There has been a lot of discussion over mapping errors and lack of detail in iOS Maps, so much so that Tim Cook issued an apology. In the United States at least, I believe this is mostly being made into a bigger deal than it is. Let me be very clear, as a whole, Google Maps is a better product than iOS Maps.
I don’t think anyone really expected iOS maps to exceed the quality of Google Maps. Google has been in the mapping business for 7 years and has spent countless hours refining the data both through in-person ground crews, user location data and user error submissions. Anyone who expected Apple to top that either has exceedingly high expectations of Apple or unbelievably low respect for what Google has accomplished.
The world is a big place; the idea that anyone can be expected to map it flawlessly at the level of detail modern mapping solutions provide is a pretty bold idea. I’ve come across the following three examples, two from Google and one from Apple’s mapping solution, that I’ve experienced in the past month. I did not seek out these errors they found me.
First and foremost, Google does not know where I live. Every other mapping solution I’ve used gets it correct or at least identifies the correct road. Bing, Mapquest, iOS Maps, VZW Navigator, Garmin all stop you at my driveway. Google will put you about 4 miles away. I blame the city planners for this a lot more than I do Google, but still others get it right.
Now for a more detailed example. I was using Google maps to get an estimate of how long it was going to take me to get somewhere and it told me a number that seemed unreasonable. I then noticed that it was taking me a really odd route. The picture on the left shows Google’s proposed route which involves an approximately 10 mile detour. The core of this problem appears to be that the routing engine believe’s the bridge is one way. Zooming in on the image, will display bi-directional arrows across the bridge, but for some reason Google will not route you across it.
Here you can see that iOS has mapped a more logical route directly across the bridge. I will argue this is a pretty glaring error to put someone 10 miles out their way, in this specific example it would nearly double your trip length.

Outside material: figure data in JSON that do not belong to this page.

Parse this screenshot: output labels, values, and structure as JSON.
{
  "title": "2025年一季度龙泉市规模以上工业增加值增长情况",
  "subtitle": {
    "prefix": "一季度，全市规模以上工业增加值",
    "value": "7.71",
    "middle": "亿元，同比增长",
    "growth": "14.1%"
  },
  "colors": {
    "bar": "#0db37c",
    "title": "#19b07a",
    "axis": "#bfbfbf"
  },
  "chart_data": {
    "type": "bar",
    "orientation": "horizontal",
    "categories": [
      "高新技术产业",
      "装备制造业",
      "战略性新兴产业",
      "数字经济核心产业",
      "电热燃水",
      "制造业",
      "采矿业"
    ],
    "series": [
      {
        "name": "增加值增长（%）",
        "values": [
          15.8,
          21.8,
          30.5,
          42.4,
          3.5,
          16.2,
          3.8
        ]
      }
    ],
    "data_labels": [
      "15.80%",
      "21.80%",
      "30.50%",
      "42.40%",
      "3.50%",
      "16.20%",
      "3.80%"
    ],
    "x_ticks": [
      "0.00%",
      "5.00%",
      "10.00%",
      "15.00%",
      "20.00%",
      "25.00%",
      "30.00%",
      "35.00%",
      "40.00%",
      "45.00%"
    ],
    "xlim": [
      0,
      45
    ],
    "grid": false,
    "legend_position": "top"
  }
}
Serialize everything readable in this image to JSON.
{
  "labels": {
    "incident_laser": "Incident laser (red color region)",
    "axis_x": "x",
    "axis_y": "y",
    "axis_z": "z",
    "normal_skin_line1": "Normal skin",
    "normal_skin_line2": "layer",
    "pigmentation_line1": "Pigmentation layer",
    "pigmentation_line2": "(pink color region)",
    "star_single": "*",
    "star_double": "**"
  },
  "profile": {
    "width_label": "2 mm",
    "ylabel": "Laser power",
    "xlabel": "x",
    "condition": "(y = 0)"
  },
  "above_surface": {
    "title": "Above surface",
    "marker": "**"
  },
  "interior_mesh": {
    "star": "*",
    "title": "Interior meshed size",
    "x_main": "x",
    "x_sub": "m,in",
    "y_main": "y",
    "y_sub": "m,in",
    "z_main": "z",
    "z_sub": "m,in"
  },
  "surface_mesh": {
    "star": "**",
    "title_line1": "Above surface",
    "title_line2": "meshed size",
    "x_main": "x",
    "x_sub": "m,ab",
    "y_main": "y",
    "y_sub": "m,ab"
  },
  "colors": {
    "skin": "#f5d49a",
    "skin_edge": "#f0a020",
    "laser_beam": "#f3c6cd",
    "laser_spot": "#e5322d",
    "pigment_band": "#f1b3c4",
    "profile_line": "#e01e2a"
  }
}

The intersection around this bridge is a mess and is under major construction so the route will be changing and I’m sure Google will eventually figure it out. But this serves an example where iOS data is superior to Google data.
Apple’s error is a lot less complicated and a lot more dangerous. They have connected a cul-de-sac to an adjacent road through some trees and a pool in someone’s yard. In the following screenshots I have dropped a pin and then toggled the view mode of the map between Standard and Hybrid.
Why would Apple Switch?
It’s no secret that Apple and Google are in the midst of a rough patch in their relationship. So is Apple sacrificing the end user experience just to punish Google? I don’t believe the answer is clear-cut either way. Clearly the map quality on iOS devices has been reduced so the user experience has clearly been negatively affected in that way. However the launch of the new mapping application also includes turn-by-turn navigation that users have been wanting and competing Android devices have had for a year or more. It’s rumored that Apple and Google couldn’t come to terms on Google providing this sought-after feature.
Does the gain of turn-by-turn out-weigh the mapping errors? I think that largely depends upon how you use your device. If you use it primarily to find locations prior to driving, Yes your user experience has been sacrificed by the fighting couple. If you use it to get directions while you’re driving the switch is probably a net gain.